Traditional and Simplified Han in UTS 39

Phake Nick via Unicode unicode at unicode.org
Wed Dec 27 16:20:10 CST 2017


2017年12月28日 上午5:34 於 "Karl Williamson via Unicode" <unicode at unicode.org> 寫道:
>
> In UTS 39, it says, that optionally,
>
> "Mark Chinese strings as “mixed script” if they contain both simplified
(S) and traditional (T) Chinese characters, using the Unihan data in the
Unicode Character Database [UCD].
>
> "The criterion can only be applied if the language of the string is known
to be Chinese."
>
> What does it mean for the language to "be known to be Chinese"?
As in, the string is written in Chinese language, not Japanese language,
not old Korean/Vietnamese text that use Chinese character, nor any other
languages that use Chinese characters.
According to my knowledge, some Chinese dialects/variants also use both
Simplified and Traditional characters together with different etymology and
that probably shouldn't be considered as mixed script too, although they
aren't really common and is not mentioned in the UTS either.

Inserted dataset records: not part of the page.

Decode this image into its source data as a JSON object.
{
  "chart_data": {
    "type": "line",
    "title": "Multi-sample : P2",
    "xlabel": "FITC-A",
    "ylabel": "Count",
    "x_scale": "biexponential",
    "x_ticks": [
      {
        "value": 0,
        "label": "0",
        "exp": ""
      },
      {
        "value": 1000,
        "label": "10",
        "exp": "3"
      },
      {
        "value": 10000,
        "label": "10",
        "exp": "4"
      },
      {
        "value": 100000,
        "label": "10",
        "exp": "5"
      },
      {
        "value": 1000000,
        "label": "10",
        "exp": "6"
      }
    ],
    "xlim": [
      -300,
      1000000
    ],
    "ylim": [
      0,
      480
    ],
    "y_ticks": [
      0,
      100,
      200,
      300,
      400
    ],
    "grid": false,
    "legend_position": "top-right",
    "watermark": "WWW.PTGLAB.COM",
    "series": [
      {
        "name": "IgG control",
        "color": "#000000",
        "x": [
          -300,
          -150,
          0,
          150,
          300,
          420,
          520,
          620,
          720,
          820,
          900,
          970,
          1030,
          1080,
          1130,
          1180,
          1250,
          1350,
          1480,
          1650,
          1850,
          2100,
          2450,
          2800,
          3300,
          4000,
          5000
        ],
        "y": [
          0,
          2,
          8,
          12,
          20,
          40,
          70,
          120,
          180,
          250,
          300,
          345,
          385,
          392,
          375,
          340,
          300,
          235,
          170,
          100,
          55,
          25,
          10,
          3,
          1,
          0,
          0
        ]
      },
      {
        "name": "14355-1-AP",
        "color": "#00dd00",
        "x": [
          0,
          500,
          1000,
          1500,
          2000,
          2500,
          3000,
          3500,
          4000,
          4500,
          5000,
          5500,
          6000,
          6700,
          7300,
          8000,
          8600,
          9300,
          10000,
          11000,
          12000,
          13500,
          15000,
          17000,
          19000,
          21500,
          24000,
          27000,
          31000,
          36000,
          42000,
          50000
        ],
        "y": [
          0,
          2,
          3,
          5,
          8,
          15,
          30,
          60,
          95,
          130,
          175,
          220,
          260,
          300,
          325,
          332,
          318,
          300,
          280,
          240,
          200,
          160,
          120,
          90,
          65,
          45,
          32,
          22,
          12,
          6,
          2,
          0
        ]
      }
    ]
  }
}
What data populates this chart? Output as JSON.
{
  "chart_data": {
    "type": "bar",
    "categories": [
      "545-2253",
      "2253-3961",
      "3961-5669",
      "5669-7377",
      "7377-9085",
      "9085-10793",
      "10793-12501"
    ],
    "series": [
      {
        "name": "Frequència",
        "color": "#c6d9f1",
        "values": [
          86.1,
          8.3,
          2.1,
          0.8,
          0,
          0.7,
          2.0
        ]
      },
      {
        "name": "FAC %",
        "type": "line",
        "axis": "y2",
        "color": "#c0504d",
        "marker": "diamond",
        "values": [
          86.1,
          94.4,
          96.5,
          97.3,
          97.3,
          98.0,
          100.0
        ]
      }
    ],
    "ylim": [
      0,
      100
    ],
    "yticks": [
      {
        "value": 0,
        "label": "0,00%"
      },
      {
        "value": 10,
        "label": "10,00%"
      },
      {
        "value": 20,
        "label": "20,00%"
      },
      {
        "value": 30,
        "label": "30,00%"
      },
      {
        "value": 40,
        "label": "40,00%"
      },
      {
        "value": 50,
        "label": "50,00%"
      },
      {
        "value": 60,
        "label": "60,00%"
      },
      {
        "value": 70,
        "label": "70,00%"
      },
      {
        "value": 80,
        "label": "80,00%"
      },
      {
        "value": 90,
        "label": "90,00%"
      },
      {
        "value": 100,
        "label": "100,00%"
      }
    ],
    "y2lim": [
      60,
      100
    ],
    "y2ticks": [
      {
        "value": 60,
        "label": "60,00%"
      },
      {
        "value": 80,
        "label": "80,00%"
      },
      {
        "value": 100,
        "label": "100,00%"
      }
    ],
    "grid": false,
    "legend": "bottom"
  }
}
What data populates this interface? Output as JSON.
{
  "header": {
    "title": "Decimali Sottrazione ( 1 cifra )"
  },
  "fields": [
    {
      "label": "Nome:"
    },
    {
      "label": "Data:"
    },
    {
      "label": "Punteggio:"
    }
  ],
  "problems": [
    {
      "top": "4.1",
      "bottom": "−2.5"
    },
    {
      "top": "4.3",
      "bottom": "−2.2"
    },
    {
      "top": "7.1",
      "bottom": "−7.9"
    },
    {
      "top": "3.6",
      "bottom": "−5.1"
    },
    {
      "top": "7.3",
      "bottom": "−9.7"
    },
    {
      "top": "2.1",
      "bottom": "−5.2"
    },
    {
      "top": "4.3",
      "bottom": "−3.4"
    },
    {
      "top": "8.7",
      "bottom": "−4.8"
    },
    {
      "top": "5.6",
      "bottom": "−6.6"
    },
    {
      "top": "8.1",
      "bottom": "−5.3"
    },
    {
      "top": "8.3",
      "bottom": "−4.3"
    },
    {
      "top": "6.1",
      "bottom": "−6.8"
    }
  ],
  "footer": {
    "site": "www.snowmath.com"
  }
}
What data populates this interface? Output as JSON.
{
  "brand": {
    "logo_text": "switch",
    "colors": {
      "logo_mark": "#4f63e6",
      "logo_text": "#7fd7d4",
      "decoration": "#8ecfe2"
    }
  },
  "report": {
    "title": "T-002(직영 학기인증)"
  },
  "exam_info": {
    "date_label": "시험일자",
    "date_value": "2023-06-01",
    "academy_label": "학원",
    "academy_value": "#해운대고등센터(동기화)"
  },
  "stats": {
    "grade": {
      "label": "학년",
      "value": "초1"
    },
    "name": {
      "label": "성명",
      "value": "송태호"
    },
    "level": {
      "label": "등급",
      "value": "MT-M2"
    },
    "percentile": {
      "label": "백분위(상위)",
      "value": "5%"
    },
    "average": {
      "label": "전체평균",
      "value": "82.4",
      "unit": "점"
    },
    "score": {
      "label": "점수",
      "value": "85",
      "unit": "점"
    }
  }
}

> Is this something algorithmically determinable, or does it come from
information about the input text that comes from outside the UCD?
>
> The example given shows some Hirigana in the text.  That clearly
indicates the language isn't Chinese.  So in this example we can
algorithmically rule out that its Chinese.

Usually when there are Japanese kana in the mix then the text would be
Japanese instead of Chinese. However the reverse is not necessarily true,
especially for a single word or short pharse, older styled text and such,
where a string with only Chinese characters can still be a Japanese text.

>
> And what does Chinese really mean here?
>
The written form of the (Mandarin) Chinese language?